The almond butter can be easily incorporated into savory and sweet preparations, it can also accompany toast, porridges and morning muesli. It is also an excellent ingredient for preparing delicious healthy and nutritious snacks. You can also add spices like ginger or cinnamon to the almond butter to make it even more flavorful and turn it into a true nutritional powerhouse.

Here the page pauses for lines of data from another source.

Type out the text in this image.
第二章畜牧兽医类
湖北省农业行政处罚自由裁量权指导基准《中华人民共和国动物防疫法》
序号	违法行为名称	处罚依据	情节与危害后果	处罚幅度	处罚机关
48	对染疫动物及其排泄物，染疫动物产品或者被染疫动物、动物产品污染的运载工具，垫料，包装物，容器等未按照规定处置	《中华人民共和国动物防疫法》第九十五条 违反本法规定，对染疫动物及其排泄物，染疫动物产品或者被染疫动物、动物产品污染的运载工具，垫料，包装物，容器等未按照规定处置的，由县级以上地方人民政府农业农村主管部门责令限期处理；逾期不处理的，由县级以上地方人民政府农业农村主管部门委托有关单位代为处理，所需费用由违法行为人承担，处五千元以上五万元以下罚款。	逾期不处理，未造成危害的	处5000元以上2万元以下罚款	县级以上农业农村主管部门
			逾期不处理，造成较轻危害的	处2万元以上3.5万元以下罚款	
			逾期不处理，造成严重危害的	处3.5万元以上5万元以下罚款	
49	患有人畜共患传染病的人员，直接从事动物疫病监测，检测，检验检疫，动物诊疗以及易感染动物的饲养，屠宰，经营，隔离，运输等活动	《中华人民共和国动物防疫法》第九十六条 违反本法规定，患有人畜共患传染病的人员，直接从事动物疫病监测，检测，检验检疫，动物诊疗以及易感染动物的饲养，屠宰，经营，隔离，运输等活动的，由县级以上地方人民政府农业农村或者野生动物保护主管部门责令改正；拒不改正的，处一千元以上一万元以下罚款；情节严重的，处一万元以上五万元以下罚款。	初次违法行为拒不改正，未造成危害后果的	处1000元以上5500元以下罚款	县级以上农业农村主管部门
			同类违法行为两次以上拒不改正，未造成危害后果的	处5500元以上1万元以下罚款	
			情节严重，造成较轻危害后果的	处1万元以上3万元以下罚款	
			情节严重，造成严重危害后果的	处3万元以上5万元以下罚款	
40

Protein-Enriched Almond Butter
Servings
16
Calories
1450kcal
Protein
75g
Prep Time
30 minutes

Ingredients

  • Raw almonds 200g
  • Salt 1 pinch
  • Honey 1 tbsp
  • Powdered cinnamon 1/2 tsp
  • Ground ginger 1/2 tsp
  • Premium Whey Enhanced Vanilla, 1 Serving

Nutrition Facts

Calories1450kcal
Protein75g
Carbs45g
Fat110g

Directions

1

Soak your almonds overnight in a bowl filled with water.

2

Peel the skin to get a full-bodied almond purée.

3

Dry your almonds in the oven for 10 to 15 minutes at 150°C.

4

Once the almonds are well dried, place them in a blender.

5

Add the concentrate to the protein, honey, salt and spices and mix.

6

Proceed step by step to avoid overheating the almonds. Also allow them time to release their oil. This can take at least 10 minutes.

7

All two minutes, let rest for 5 minutes to allow the puree to cool and thus best preserve the nutrients.

8

If the blender overheats, you can add 2 tablespoons of extra virgin olive oil.